It seems like all our devices are getting stronger, smarter, and more compact. In general, the trend is that devices have more features and take up less space.
Hearing aids are no exception, and it’s not surprising. The world’s population is getting older and hearing problems, though they can have many different causes, are more common among older people. According to the National Institutes of Health, around 37.5 million individuals and 3 million Canadians describe having trouble hearing, and since age is a stronger predictor of hearing loss than any other demographic variable, that number is likely to go up.
Of course, if you’re suffering from hearing loss, even one person with difficulty hearing, i.e. you, is one person too many. Are there any better ways to deal with hearing impairment? Let’s have them! Innovations are happening, here are some.

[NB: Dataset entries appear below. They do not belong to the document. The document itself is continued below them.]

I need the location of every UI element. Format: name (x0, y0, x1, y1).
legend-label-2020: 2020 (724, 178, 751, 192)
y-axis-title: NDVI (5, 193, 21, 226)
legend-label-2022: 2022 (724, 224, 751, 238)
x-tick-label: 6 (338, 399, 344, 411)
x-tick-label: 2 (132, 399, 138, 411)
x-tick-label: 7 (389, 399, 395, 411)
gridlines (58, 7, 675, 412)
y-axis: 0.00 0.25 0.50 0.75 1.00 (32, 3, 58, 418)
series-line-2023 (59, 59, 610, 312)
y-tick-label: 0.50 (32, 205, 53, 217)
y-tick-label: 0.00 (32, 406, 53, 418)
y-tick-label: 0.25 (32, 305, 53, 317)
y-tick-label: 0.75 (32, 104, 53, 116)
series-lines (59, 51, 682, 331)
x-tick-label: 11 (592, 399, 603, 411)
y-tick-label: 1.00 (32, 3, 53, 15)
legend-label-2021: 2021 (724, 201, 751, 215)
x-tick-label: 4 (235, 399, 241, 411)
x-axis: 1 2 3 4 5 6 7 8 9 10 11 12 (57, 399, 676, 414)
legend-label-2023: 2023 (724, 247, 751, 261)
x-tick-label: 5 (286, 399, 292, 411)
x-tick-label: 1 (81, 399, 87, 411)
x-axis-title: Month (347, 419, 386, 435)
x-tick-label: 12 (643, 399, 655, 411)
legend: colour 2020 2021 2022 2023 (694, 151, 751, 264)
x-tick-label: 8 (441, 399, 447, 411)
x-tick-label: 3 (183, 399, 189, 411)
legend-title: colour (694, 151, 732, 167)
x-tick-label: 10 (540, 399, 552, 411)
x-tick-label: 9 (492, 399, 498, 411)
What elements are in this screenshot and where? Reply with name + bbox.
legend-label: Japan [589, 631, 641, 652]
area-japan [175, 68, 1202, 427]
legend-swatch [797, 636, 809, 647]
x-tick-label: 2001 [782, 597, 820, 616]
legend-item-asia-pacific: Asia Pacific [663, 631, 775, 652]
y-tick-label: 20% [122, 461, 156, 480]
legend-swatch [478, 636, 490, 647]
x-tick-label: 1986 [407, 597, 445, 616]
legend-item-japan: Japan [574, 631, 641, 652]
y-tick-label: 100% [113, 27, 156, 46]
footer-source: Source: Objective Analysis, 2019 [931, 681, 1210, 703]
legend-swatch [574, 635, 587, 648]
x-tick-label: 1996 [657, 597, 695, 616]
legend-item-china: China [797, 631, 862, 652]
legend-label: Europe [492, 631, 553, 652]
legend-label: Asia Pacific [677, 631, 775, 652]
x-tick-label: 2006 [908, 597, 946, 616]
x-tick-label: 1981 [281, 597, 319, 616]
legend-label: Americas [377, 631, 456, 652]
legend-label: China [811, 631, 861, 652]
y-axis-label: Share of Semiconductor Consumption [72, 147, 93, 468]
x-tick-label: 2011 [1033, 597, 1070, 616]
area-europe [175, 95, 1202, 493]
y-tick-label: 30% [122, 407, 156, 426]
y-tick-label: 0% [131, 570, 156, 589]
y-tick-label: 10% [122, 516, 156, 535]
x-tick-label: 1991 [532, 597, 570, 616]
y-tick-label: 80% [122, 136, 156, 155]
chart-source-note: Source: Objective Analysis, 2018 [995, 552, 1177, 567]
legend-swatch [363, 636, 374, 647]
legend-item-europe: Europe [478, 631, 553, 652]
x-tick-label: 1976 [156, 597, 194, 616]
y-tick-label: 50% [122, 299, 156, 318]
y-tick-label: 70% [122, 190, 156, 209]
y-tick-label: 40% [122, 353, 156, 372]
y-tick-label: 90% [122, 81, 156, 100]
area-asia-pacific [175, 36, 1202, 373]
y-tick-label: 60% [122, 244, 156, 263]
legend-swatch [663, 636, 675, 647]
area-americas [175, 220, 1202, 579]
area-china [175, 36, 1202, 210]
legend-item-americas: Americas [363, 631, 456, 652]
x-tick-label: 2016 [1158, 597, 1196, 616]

Whole-Body Tracking Through Your Hearing Aids
This one seems as if it should be obvious. Health and fitness trackers have to be worn on the body. So do you really need a device on your wrist if you already have one in your ear? Nope! If you have the latest hearing aid, it probably can keep track of your pulse, physical activity along with fixing hearing problems such as tinnitus. Hearing aids also have the ability to monitor things that other wearables usually don’t, like the time spent conversing. Particularly as you age your level of social engagement can actually be an important health metric.
Better Streaming Straight to You
Virtual assistants like Alexa and Siri have quickly moved from smartphones to in-home devices and the main emphasis here is connectivity. Audio from a device, like a smart TV can now be streamed directly to your hearing aid if it is Bluetooth compatible. Android developers now have open-source specs provided by Google which lets them use certain Bluetooth channels to stream uninterrupted audio straight to your hearing aid. This type of technology is helping hearing aids work almost like super-powered wireless headphones, making it easier to enjoy movies, music, and more.
Big Data Allows Smart Adjustments
Your next hearing aid might make personalized recommendations much like how a Fitbit alerts you to fitness goals or how Netflix recommends your next movie based on your viewing trend. The places you go and the adjustments you make will allow these new hearing aids, being manufactured by a few brands, to learn your habits. Some go as far as to crowdsource data about people’s utilization habits, making it anonymous then aggregating it. All this info enables the hearing aids to ascertain your tendencies and make adjustments on the fly so that if you’re at home watching TV or you’re at an IMAX theater (for instance), you’ll get the best sound.
Finally Losing The Batteries
We know, it sounds too good to be true, hearing aids that don’t need batteries? After all, making sure you’ve got spare batteries with you, or even taking time to recharge your hearing aid batteries, can be annoying. While we’re not likely to see hearing aids that don’t need any batteries, there has been a continuous advancement in rechargeable technology. You’ll get faster charging time, longer use time, and worry less about batteries, which seems pretty good.